Your engines will be built with material that you need to provide PangeaMT for the training. Otherwise, we can use generic material that we have in most language combinations. In September 2019, we have 4,5Bn aligned sentences into over 80 languages – that is 3Bn sentences for machine learning than in 2018 as reported in Slator.
PangeaMT will use this material to refine a language model for your particular case (i.e. an engine that speaks pharma like a bilingual EN/FR, or an engine that speaks like a bilingual German engineer, etc). Depending on the particular field and size of your bilingual data, more content may be required or it will need to be generated. Thus, the first engine, good as it will be, is at what we call “Stage 1” (really we call it teenage). Once you provide us with more information (typically a TMX file with previous translations or post-edited content), we re-train the engine with more material as it is intended to translate. This means that the engine gives more and more preference to certain expressions, word combinations.

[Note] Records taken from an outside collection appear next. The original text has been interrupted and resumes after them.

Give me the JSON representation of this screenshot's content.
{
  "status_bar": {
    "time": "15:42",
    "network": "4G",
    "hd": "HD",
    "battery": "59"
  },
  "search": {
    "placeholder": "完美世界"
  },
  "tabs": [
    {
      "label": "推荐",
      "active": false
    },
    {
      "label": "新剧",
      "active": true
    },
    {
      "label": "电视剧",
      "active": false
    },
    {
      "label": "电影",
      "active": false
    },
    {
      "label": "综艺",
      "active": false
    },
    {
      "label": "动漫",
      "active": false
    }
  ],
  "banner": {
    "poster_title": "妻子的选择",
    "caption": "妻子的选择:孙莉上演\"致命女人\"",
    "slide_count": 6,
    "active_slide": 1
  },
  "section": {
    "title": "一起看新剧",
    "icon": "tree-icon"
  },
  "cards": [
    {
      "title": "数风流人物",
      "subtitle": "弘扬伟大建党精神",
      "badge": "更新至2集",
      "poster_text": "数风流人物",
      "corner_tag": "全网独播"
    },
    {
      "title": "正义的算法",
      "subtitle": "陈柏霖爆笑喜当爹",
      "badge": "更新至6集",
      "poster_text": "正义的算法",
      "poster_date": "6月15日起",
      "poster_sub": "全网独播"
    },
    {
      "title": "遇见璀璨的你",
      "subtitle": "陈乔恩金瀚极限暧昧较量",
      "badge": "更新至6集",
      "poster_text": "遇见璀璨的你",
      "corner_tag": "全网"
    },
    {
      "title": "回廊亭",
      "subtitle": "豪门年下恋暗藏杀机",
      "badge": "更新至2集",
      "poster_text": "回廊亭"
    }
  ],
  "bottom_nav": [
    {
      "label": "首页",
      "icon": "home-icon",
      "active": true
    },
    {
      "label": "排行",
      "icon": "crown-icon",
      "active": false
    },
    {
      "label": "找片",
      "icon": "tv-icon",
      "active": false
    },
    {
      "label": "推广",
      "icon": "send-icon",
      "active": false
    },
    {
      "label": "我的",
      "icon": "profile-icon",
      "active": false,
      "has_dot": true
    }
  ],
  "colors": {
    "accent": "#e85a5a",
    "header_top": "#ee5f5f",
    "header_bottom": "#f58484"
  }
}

PangeaMT reached 1’2Bn aligned sentences for machine learning in 2018 and 4’5Bn in 2019. Gathering huge resources for machine learning helps it create near-human quality machine translation engines with little client text input.
In-domain material is usually added at the beginning and at the end of the neural engine training cycle. This ensures that the algorithm picks up the nuances and characteristics of the domain, language and field it will translate. This is particularly true when material is added at the time of the training cycle (the last epoch), which is highly prioritized and thus serves as a “domain and style filter”.